Su mirada extrañó a May: todos los sentimientos se mezclaban en ella. Y -el más conturbado de todos-, sobre su rostro, la inquietante expresión de una voluptuosidad ignorada por él mismo.

– En este momento, como hace quince días -continuó-, no es de copular de lo que tengo deseo. No digo que tú hayas hecho mal; lo que digo es que quiero salir solo. La libertad que tú me reconoces es la tuya. La libertad de hacer lo que te plazca.
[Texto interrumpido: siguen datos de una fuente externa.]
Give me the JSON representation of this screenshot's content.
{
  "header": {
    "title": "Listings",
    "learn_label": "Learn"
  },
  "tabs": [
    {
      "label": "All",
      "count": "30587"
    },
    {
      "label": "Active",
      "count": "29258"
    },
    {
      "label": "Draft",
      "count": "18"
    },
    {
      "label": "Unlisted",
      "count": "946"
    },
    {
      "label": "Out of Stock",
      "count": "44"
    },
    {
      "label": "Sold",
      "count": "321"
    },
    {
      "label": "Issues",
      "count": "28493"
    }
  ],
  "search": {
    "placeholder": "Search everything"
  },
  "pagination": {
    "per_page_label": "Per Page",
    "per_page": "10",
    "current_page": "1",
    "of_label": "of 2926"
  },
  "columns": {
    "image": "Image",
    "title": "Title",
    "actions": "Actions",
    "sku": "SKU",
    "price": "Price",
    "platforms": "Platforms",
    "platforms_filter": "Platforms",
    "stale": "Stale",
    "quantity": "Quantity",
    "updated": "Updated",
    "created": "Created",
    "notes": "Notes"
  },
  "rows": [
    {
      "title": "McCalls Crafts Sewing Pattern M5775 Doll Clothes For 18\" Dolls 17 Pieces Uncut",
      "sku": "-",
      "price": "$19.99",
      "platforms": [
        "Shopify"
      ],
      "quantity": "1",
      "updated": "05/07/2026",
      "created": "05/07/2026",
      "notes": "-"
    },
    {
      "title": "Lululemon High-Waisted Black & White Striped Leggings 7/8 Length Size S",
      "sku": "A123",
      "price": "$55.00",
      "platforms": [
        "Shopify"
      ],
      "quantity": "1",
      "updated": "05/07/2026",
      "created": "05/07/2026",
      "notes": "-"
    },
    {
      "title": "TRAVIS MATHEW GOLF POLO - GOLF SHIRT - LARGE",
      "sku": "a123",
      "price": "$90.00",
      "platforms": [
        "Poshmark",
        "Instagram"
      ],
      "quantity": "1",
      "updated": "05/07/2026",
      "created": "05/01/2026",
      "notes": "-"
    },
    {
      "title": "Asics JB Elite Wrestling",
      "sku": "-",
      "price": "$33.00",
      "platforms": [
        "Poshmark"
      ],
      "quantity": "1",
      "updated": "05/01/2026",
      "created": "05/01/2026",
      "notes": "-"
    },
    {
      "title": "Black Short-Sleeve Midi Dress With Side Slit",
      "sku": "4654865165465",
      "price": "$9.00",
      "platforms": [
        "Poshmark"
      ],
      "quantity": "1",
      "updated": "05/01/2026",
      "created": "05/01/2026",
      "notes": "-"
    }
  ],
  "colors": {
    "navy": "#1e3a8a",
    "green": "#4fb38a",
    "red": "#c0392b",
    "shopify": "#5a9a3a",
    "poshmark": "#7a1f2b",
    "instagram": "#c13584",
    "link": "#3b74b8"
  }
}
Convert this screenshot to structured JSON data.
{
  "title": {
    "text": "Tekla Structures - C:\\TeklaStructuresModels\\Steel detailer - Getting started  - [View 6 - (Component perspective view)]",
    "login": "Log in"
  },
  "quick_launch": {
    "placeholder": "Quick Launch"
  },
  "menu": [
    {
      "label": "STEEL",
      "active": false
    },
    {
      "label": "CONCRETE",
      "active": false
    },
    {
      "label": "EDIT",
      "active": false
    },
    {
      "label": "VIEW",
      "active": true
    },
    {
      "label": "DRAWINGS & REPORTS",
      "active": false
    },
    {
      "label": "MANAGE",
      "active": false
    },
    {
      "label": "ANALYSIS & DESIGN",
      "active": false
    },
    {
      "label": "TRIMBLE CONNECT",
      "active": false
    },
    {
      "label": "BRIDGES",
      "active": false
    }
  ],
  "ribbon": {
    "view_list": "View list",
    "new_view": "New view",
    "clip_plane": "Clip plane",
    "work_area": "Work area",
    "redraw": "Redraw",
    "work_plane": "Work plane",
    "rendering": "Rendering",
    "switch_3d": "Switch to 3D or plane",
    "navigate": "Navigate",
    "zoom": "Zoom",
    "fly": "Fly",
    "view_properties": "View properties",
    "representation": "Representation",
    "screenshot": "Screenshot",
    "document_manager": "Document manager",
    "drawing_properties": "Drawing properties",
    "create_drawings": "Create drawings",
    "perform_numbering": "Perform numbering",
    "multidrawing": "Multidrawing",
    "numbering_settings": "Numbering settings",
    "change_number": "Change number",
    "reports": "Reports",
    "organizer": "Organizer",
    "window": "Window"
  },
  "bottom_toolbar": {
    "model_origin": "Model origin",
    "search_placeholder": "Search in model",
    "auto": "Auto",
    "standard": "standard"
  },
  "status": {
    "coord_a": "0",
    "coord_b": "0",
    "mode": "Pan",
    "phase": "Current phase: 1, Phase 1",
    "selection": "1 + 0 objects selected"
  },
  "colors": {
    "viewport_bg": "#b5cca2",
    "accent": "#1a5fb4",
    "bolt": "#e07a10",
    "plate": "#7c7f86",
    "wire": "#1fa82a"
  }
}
La libertad no es un cambio; es la libertad.

– Es un abandono…

Silencio.

– ¿Para qué los seres que se aman se ponen frente a la muerte, Kyo, si no es para arriesgarla juntos?

Adivinó que él iba a salir sin discutir, y se colocó ante la puerta.

– No había para qué concederme esa libertad -dijo-, si ella ha de separamos ahora.

– Tú no la pediste.

– Tú me la habías reconocido de antemano.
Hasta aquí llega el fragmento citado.